March 20, 1996, Greencastle, Ind. - Speaking at Dan Quayle's alma mater today, Barbara Bush said the former vice president "is truly a hero of mine." In a Timothy and Sharon Ubben Lecture in the Performing Arts Center's Kresge Auditorium, the former first lady declared that she and her husband "truly love" Dan and Marilyn Quayle. "You can be proud of Dan and what he's accomplished," she said of the 1969 DePauw graduate.
"Dan Quayle was right," stated Mrs. Bush. "The responsibility for strong families begins at home, with parents and grandparents. As parents we must make time for our children," she stated, while acknowledging, "Being a good parent is not easy. Just take it one day at a time. Also remember that home is your first school. Strong families give love, support and security. Strong families build character."
Despite a heavy spring snow that blanketed the DePauw campus today, about 1,300 people braved the elements to hear the former first lady's address.
The founder of the Barbara Bush Foundation for Family Literacy also stressed the need for Americans to conquer illiteracy. Her foundation has awarded 79 grants totalling $2.6 million for reading programs, she told the audience. After her Ubben Lecture she took part in an open forum with students and faculty in the Center for Contemporary Media, Watson Forum.
Asked if she has regrets that her family no longer inhabits the White House, Bush said, "I don't miss a darn thing" about life in Washington. She called Operation Desert Storm the event that she recalls the most about her husband's four years in office. "It was a very difficult decision -- to send someone else's sons and daughters to war," she said soberly. "It was not the most happy, but it was the most memorable."

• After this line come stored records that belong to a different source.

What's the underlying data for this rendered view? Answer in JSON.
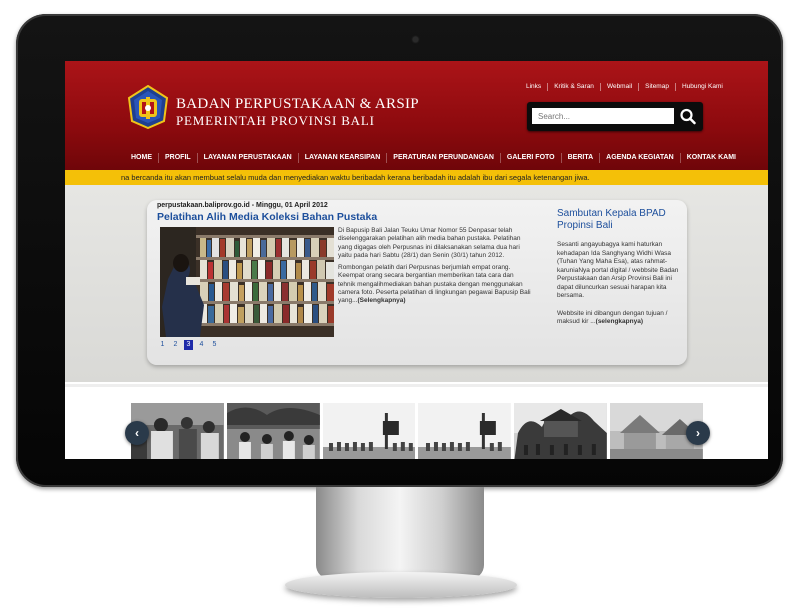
{
  "header": {
    "title": "BADAN PERPUSTAKAAN & ARSIP",
    "subtitle": "PEMERINTAH PROVINSI BALI",
    "logo_icon": "provincial-crest-icon",
    "brand_color": "#9e1015",
    "accent_color": "#f4c008"
  },
  "top_links": [
    "Links",
    "Kritik & Saran",
    "Webmail",
    "Sitemap",
    "Hubungi Kami"
  ],
  "search": {
    "placeholder": "Search...",
    "icon": "search-icon"
  },
  "nav": [
    "HOME",
    "PROFIL",
    "LAYANAN PERUSTAKAAN",
    "LAYANAN KEARSIPAN",
    "PERATURAN PERUNDANGAN",
    "GALERI FOTO",
    "BERITA",
    "AGENDA KEGIATAN",
    "KONTAK KAMI"
  ],
  "ticker": "na bercanda itu akan membuat selalu muda dan menyediakan waktu beribadah kerana beribadah itu adalah ibu dari segala ketenangan jiwa.",
  "news": {
    "meta": "perpustakaan.baliprov.go.id - Minggu, 01 April 2012",
    "title": "Pelatihan Alih Media Koleksi Bahan Pustaka",
    "p1": "Di Bapusip Bali Jalan Teuku Umar Nomor 55 Denpasar telah diselenggarakan pelatihan alih media bahan pustaka. Pelatihan yang digagas oleh Perpusnas ini dilaksanakan selama dua hari yaitu pada hari Sabtu (28/1) dan Senin (30/1) tahun 2012.",
    "p2": "Rombongan pelatih dari Perpusnas berjumlah empat orang. Keempat orang secara bergantian memberikan tata cara dan tehnik mengalihmediakan bahan pustaka dengan menggunakan camera foto. Peserta pelatihan di lingkungan pegawai Bapusip Bali yang...",
    "more": "(Selengkapnya)",
    "pages": [
      "1",
      "2",
      "3",
      "4",
      "5"
    ],
    "active_page": "3"
  },
  "side": {
    "title": "Sambutan Kepala BPAD Propinsi Bali",
    "p1": "Sesanti angayubagya kami haturkan kehadapan Ida Sanghyang Widhi Wasa (Tuhan Yang Maha Esa), atas rahmat-karuniaNya portal digital / webbsite Badan Perpustakaan dan Arsip Provinsi Bali ini dapat diluncurkan sesuai harapan kita bersama.",
    "p2": "Webbsite ini dibangun dengan tujuan / maksud kir ...",
    "more": "(selengkapnya)"
  },
  "carousel": {
    "prev_label": "‹",
    "next_label": "›",
    "thumbnails": [
      "gallery-photo-ceremony",
      "gallery-photo-children",
      "gallery-photo-field-1",
      "gallery-photo-field-2",
      "gallery-photo-temple",
      "gallery-photo-village"
    ]
  }
}
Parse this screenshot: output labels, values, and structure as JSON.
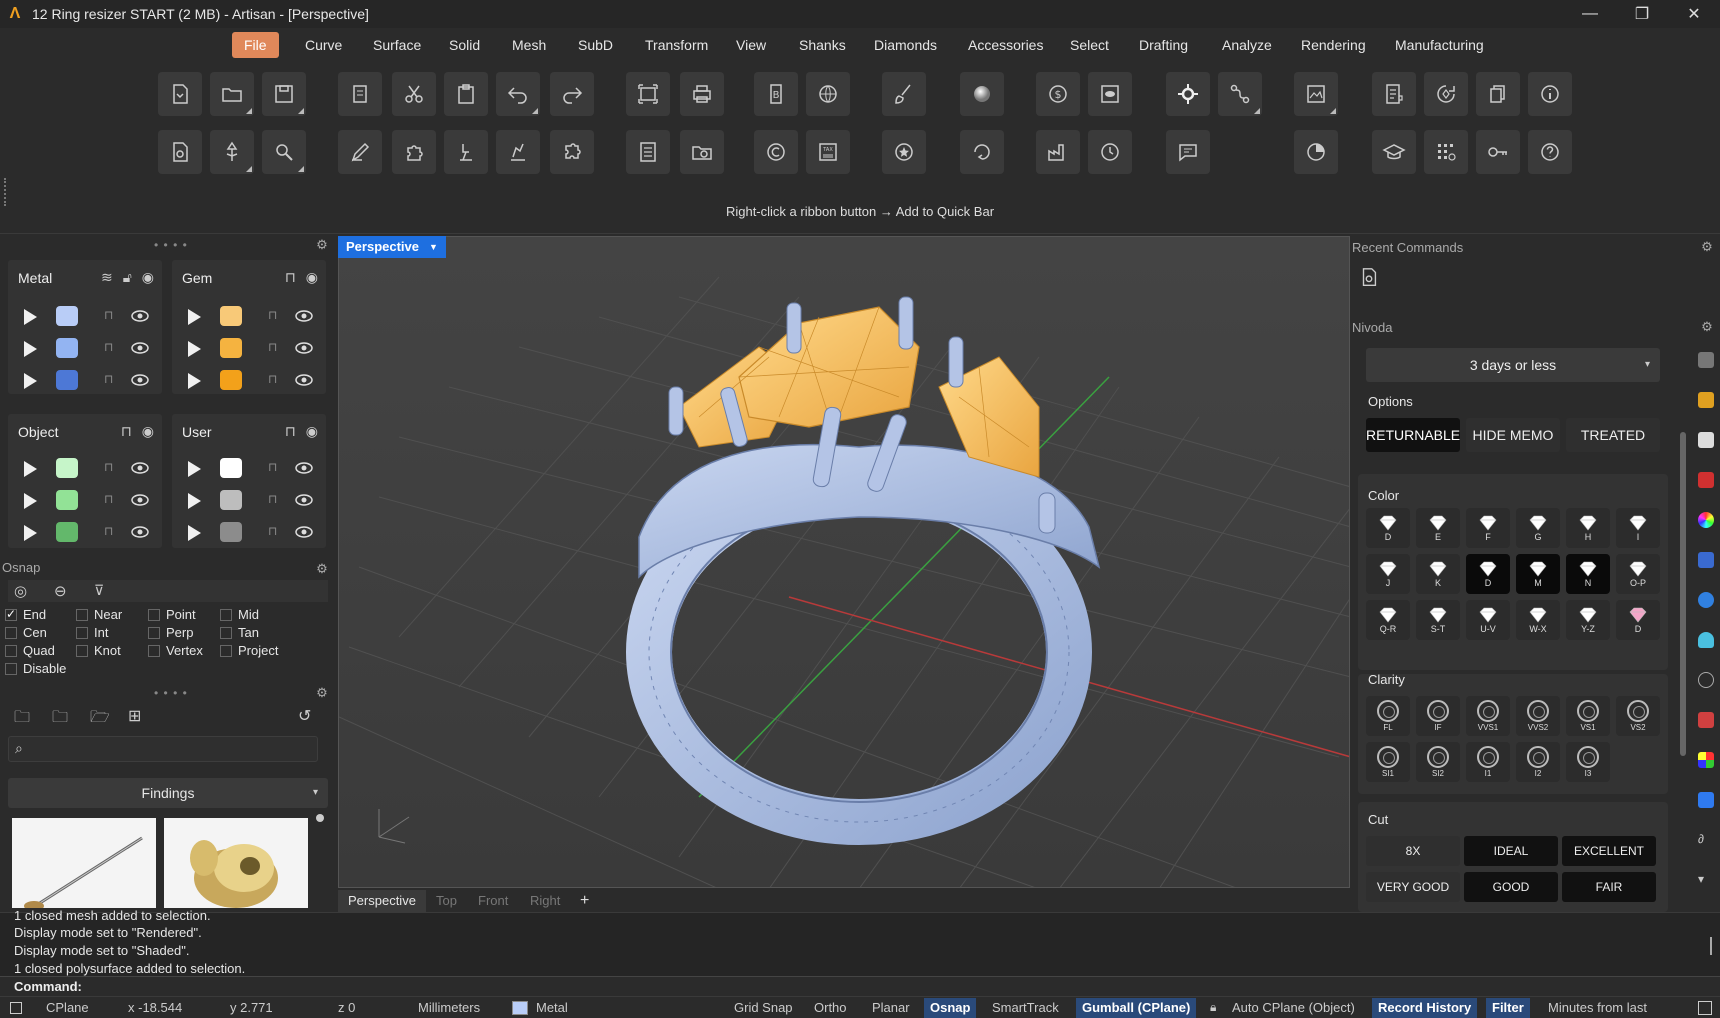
{
  "window": {
    "title": "12 Ring resizer START (2 MB) - Artisan - [Perspective]",
    "minimize": "—",
    "restore": "❐",
    "close": "✕"
  },
  "menu": [
    "File",
    "Curve",
    "Surface",
    "Solid",
    "Mesh",
    "SubD",
    "Transform",
    "View",
    "Shanks",
    "Diamonds",
    "Accessories",
    "Select",
    "Drafting",
    "Analyze",
    "Rendering",
    "Manufacturing"
  ],
  "ribbon": {
    "hint": "Right-click a ribbon button → Add to Quick Bar"
  },
  "layers": {
    "metal": {
      "title": "Metal",
      "colors": [
        "#b9cdf7",
        "#93b4f2",
        "#4d78d6"
      ]
    },
    "gem": {
      "title": "Gem",
      "colors": [
        "#f8c978",
        "#f5b340",
        "#f3a11a"
      ]
    },
    "object": {
      "title": "Object",
      "colors": [
        "#c6f5c9",
        "#92e296",
        "#63b86b"
      ]
    },
    "user": {
      "title": "User",
      "colors": [
        "#ffffff",
        "#bdbdbd",
        "#8c8c8c"
      ]
    }
  },
  "osnap": {
    "title": "Osnap",
    "items": [
      {
        "label": "End",
        "checked": true
      },
      {
        "label": "Near",
        "checked": false
      },
      {
        "label": "Point",
        "checked": false
      },
      {
        "label": "Mid",
        "checked": false
      },
      {
        "label": "Cen",
        "checked": false
      },
      {
        "label": "Int",
        "checked": false
      },
      {
        "label": "Perp",
        "checked": false
      },
      {
        "label": "Tan",
        "checked": false
      },
      {
        "label": "Quad",
        "checked": false
      },
      {
        "label": "Knot",
        "checked": false
      },
      {
        "label": "Vertex",
        "checked": false
      },
      {
        "label": "Project",
        "checked": false
      },
      {
        "label": "Disable",
        "checked": false
      }
    ]
  },
  "library": {
    "search_placeholder": "",
    "category": "Findings"
  },
  "viewport": {
    "label": "Perspective",
    "tabs": [
      "Perspective",
      "Top",
      "Front",
      "Right",
      "+"
    ]
  },
  "right": {
    "recent_title": "Recent Commands",
    "nivoda_title": "Nivoda",
    "delivery": "3 days or less",
    "options_title": "Options",
    "options": [
      {
        "label": "RETURNABLE",
        "on": true
      },
      {
        "label": "HIDE MEMO",
        "on": false
      },
      {
        "label": "TREATED",
        "on": false
      }
    ],
    "color_title": "Color",
    "colors": [
      {
        "label": "D",
        "sel": false
      },
      {
        "label": "E",
        "sel": false
      },
      {
        "label": "F",
        "sel": false
      },
      {
        "label": "G",
        "sel": false
      },
      {
        "label": "H",
        "sel": false
      },
      {
        "label": "I",
        "sel": false
      },
      {
        "label": "J",
        "sel": false
      },
      {
        "label": "K",
        "sel": false
      },
      {
        "label": "D",
        "sel": true
      },
      {
        "label": "M",
        "sel": true
      },
      {
        "label": "N",
        "sel": true
      },
      {
        "label": "O-P",
        "sel": false
      },
      {
        "label": "Q-R",
        "sel": false
      },
      {
        "label": "S-T",
        "sel": false
      },
      {
        "label": "U-V",
        "sel": false
      },
      {
        "label": "W-X",
        "sel": false
      },
      {
        "label": "Y-Z",
        "sel": false
      },
      {
        "label": "D",
        "sel": false
      }
    ],
    "clarity_title": "Clarity",
    "clarity": [
      "FL",
      "IF",
      "VVS1",
      "VVS2",
      "VS1",
      "VS2",
      "SI1",
      "SI2",
      "I1",
      "I2",
      "I3"
    ],
    "cut_title": "Cut",
    "cut": [
      {
        "label": "8X",
        "on": false
      },
      {
        "label": "IDEAL",
        "on": true
      },
      {
        "label": "EXCELLENT",
        "on": true
      },
      {
        "label": "VERY GOOD",
        "on": false
      },
      {
        "label": "GOOD",
        "on": true
      },
      {
        "label": "FAIR",
        "on": true
      }
    ]
  },
  "command": {
    "history": [
      "1 closed mesh added to selection.",
      "Display mode set to \"Rendered\".",
      "Display mode set to \"Shaded\".",
      "1 closed polysurface added to selection."
    ],
    "prompt": "Command:"
  },
  "status": {
    "cplane": "CPlane",
    "x": "x -18.544",
    "y": "y 2.771",
    "z": "z 0",
    "units": "Millimeters",
    "layer": "Metal",
    "layer_color": "#b9cdf7",
    "grid_snap": "Grid Snap",
    "ortho": "Ortho",
    "planar": "Planar",
    "osnap": "Osnap",
    "smarttrack": "SmartTrack",
    "gumball": "Gumball (CPlane)",
    "auto_cplane": "Auto CPlane (Object)",
    "record_history": "Record History",
    "filter": "Filter",
    "minutes": "Minutes from last"
  }
}
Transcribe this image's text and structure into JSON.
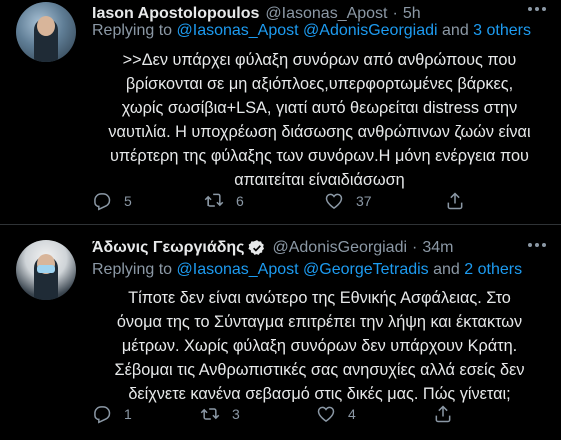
{
  "tweets": [
    {
      "author_name": "Iason Apostolopoulos",
      "handle": "@Iasonas_Apost",
      "separator": "·",
      "time": "5h",
      "reply_prefix": "Replying to ",
      "reply_mentions": "@Iasonas_Apost @AdonisGeorgiadi",
      "reply_and": " and ",
      "reply_others": "3 others",
      "body_lines": [
        ">>Δεν υπάρχει φύλαξη συνόρων από ανθρώπους που",
        "βρίσκονται σε μη αξιόπλοες,υπερφορτωμένες βάρκες,",
        "χωρίς σωσίβια+LSA, γιατί αυτό θεωρείται distress στην",
        "ναυτιλία. Η υποχρέωση διάσωσης ανθρώπινων ζωών είναι",
        "υπέρτερη της φύλαξης των συνόρων.Η μόνη ενέργεια που",
        "απαιτείται είναιδιάσωση"
      ],
      "actions": {
        "replies": "5",
        "retweets": "6",
        "likes": "37"
      },
      "verified": false
    },
    {
      "author_name": "Άδωνις Γεωργιάδης",
      "handle": "@AdonisGeorgiadi",
      "separator": "·",
      "time": "34m",
      "reply_prefix": "Replying to ",
      "reply_mentions": "@Iasonas_Apost @GeorgeTetradis",
      "reply_and": " and ",
      "reply_others": "2 others",
      "body_lines": [
        "Τίποτε δεν είναι ανώτερο της Εθνικής Ασφάλειας. Στο",
        "όνομα της το Σύνταγμα επιτρέπει την λήψη και έκτακτων",
        "μέτρων. Χωρίς φύλαξη συνόρων δεν υπάρχουν Κράτη.",
        "Σέβομαι τις Ανθρωπιστικές σας ανησυχίες αλλά εσείς δεν",
        "δείχνετε κανένα σεβασμό στις δικές μας. Πώς γίνεται;"
      ],
      "actions": {
        "replies": "1",
        "retweets": "3",
        "likes": "4"
      },
      "verified": true
    }
  ],
  "colors": {
    "background": "#000000",
    "text": "#e7e9ea",
    "secondary": "#8b98a5",
    "link": "#1d9bf0",
    "divider": "#2f3336"
  },
  "icons": [
    "reply-icon",
    "retweet-icon",
    "like-icon",
    "share-icon",
    "verified-badge-icon",
    "more-options-icon"
  ]
}
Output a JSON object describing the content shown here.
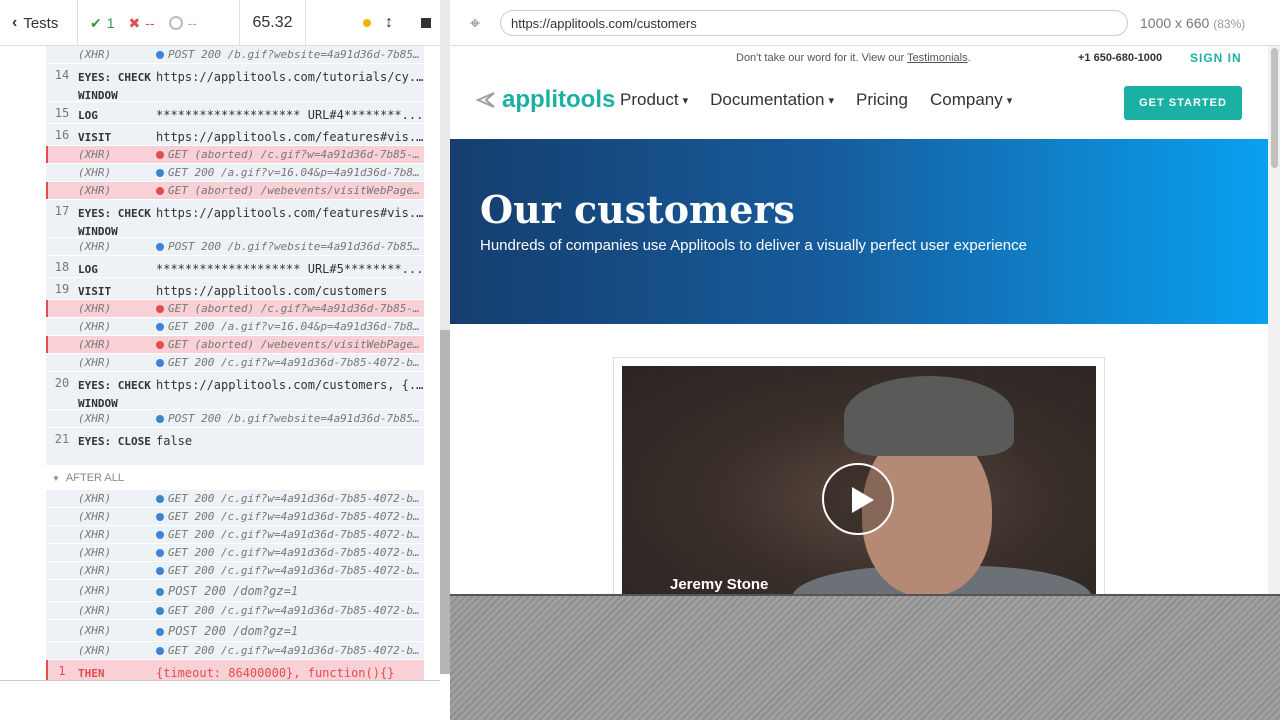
{
  "topbar": {
    "back_label": "Tests",
    "passed": "1",
    "failed": "--",
    "pending": "--",
    "duration": "65.32",
    "url": "https://applitools.com/customers",
    "viewport": "1000 x 660",
    "zoom": "(83%)"
  },
  "log": {
    "rows": [
      {
        "num": "",
        "name": "(XHR)",
        "msg": "POST 200 /b.gif?website=4a91d36d-7b85-40...",
        "type": "xhr",
        "dot": "blue",
        "alert": false
      },
      {
        "num": "14",
        "name": "EYES: CHECK WINDOW",
        "msg": "https://applitools.com/tutorials/cy...",
        "type": "cmd",
        "alert": false
      },
      {
        "num": "15",
        "name": "LOG",
        "msg": "******************** URL#4********...",
        "type": "cmd",
        "alert": false
      },
      {
        "num": "16",
        "name": "VISIT",
        "msg": "https://applitools.com/features#vis...",
        "type": "cmd",
        "alert": false
      },
      {
        "num": "",
        "name": "(XHR)",
        "msg": "GET (aborted) /c.gif?w=4a91d36d-7b85-407...",
        "type": "xhr",
        "dot": "red",
        "alert": true
      },
      {
        "num": "",
        "name": "(XHR)",
        "msg": "GET 200 /a.gif?v=16.04&p=4a91d36d-7b85-4...",
        "type": "xhr",
        "dot": "blue",
        "alert": false
      },
      {
        "num": "",
        "name": "(XHR)",
        "msg": "GET (aborted) /webevents/visitWebPage?_m...",
        "type": "xhr",
        "dot": "red",
        "alert": true
      },
      {
        "num": "17",
        "name": "EYES: CHECK WINDOW",
        "msg": "https://applitools.com/features#vis...",
        "type": "cmd",
        "alert": false
      },
      {
        "num": "",
        "name": "(XHR)",
        "msg": "POST 200 /b.gif?website=4a91d36d-7b85-40...",
        "type": "xhr",
        "dot": "blue",
        "alert": false
      },
      {
        "num": "18",
        "name": "LOG",
        "msg": "******************** URL#5********...",
        "type": "cmd",
        "alert": false
      },
      {
        "num": "19",
        "name": "VISIT",
        "msg": "https://applitools.com/customers",
        "type": "cmd",
        "alert": false
      },
      {
        "num": "",
        "name": "(XHR)",
        "msg": "GET (aborted) /c.gif?w=4a91d36d-7b85-407...",
        "type": "xhr",
        "dot": "red",
        "alert": true
      },
      {
        "num": "",
        "name": "(XHR)",
        "msg": "GET 200 /a.gif?v=16.04&p=4a91d36d-7b85-4...",
        "type": "xhr",
        "dot": "blue",
        "alert": false
      },
      {
        "num": "",
        "name": "(XHR)",
        "msg": "GET (aborted) /webevents/visitWebPage?_m...",
        "type": "xhr",
        "dot": "red",
        "alert": true
      },
      {
        "num": "",
        "name": "(XHR)",
        "msg": "GET 200 /c.gif?w=4a91d36d-7b85-4072-bd95...",
        "type": "xhr",
        "dot": "blue",
        "alert": false
      },
      {
        "num": "20",
        "name": "EYES: CHECK WINDOW",
        "msg": "https://applitools.com/customers, {...",
        "type": "cmd",
        "alert": false
      },
      {
        "num": "",
        "name": "(XHR)",
        "msg": "POST 200 /b.gif?website=4a91d36d-7b85-40...",
        "type": "xhr",
        "dot": "blue",
        "alert": false
      },
      {
        "num": "21",
        "name": "EYES: CLOSE",
        "msg": "false",
        "type": "cmd",
        "alert": false
      }
    ],
    "after_all_label": "AFTER ALL",
    "after_rows": [
      {
        "name": "(XHR)",
        "msg": "GET 200 /c.gif?w=4a91d36d-7b85-4072-bd95...",
        "size": "small"
      },
      {
        "name": "(XHR)",
        "msg": "GET 200 /c.gif?w=4a91d36d-7b85-4072-bd95...",
        "size": "small"
      },
      {
        "name": "(XHR)",
        "msg": "GET 200 /c.gif?w=4a91d36d-7b85-4072-bd95...",
        "size": "small"
      },
      {
        "name": "(XHR)",
        "msg": "GET 200 /c.gif?w=4a91d36d-7b85-4072-bd95...",
        "size": "small"
      },
      {
        "name": "(XHR)",
        "msg": "GET 200 /c.gif?w=4a91d36d-7b85-4072-bd95...",
        "size": "small"
      },
      {
        "name": "(XHR)",
        "msg": "POST 200 /dom?gz=1",
        "size": "large"
      },
      {
        "name": "(XHR)",
        "msg": "GET 200 /c.gif?w=4a91d36d-7b85-4072-bd95...",
        "size": "small"
      },
      {
        "name": "(XHR)",
        "msg": "POST 200 /dom?gz=1",
        "size": "large"
      },
      {
        "name": "(XHR)",
        "msg": "GET 200 /c.gif?w=4a91d36d-7b85-4072-bd95...",
        "size": "small"
      }
    ],
    "then_row": {
      "num": "1",
      "name": "THEN",
      "msg": "{timeout: 86400000}, function(){}"
    }
  },
  "app": {
    "util_text": "Don't take our word for it. View our",
    "util_link": "Testimonials",
    "util_period": ".",
    "phone": "+1 650-680-1000",
    "sign_in": "SIGN IN",
    "logo_text": "applitools",
    "menu": [
      "Product",
      "Documentation",
      "Pricing",
      "Company"
    ],
    "cta": "GET STARTED",
    "hero_title": "Our customers",
    "hero_subtitle": "Hundreds of companies use Applitools to deliver a visually perfect user experience",
    "video_caption": "Jeremy Stone"
  },
  "colors": {
    "accent": "#1ab1a4",
    "pass": "#2b9b43",
    "fail": "#e24d4d",
    "hero_start": "#153e6e",
    "hero_end": "#0aa0f0"
  }
}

Since leaving the White House in 1993, Mrs. Bush has continued to serve others with the same tireless energy, goodwill and good humor that endeared her to millions around the world. Throughout her years in public life, Mrs. Bush volunteered in and supported hundreds of charity and humanitarian causes. Today, she continues her service as Americare's ambassador-at-large; Mayo Clinic Foundation board member; and a general supporter of various organizations, including the Leukemia Society of America, Ronald McDonald House and the Boys & Girls Club of America.
Her number one cause, however, is family literacy. Mrs. Bush believes, and so do many experts, that if more people could read, write and comprehend, we would be much closer to solving so many of the problems plaguing our society today. In 1990, she helped to develop the Barbara Bush Foundation for Family Literacy that has a mission to support the development of family literacy programs, break the intergenerational cycle of illiteracy and establish literacy as a value in every American family. She currently serves as honorary chair of the foundation and hosts its annual fundraiser, "A Celebration of Reading," and regularly donates a portion of her proceeds to the foundation's causes.
Mrs. Bush's involvement in the literacy cause does not end with her foundation. She regularly undertakes a myriad of projects and a rigorous appearance schedule designed to emphasize reading as a part of daily family life. By visiting literacy programs across the country -- in schools, housing projects, organizations and businesses -- she witnesses, firsthand, the powerful impact reading has on those who were previously illiterate.
She regularly appeared on Mrs. Bush's Story Time, a national radio program that stressed the importance of reading aloud to children, and wrote two books, C. Fred's Story and the best-selling Millie's Book, from which profits benefited the literacy cause. Most recently, she wrote Barbara Bush: A Memoir, her best-selling autobiography that emphasizes the importance of family, faith and friends.
Born Barbara Pierce on June 8, 1925, she grew up in Rye, N.Y., where she met and later married George Herbert Walker Bush on January 6, 1945. The Bush's first daughter, Robin, died in 1953 after fighting leukemia. Today, the Bush family includes four sons, George W., Jeb, Marvin and Neil; one daughter, Dorothy; four daughters-in-law; one son-in-law; and 13 grandchildren.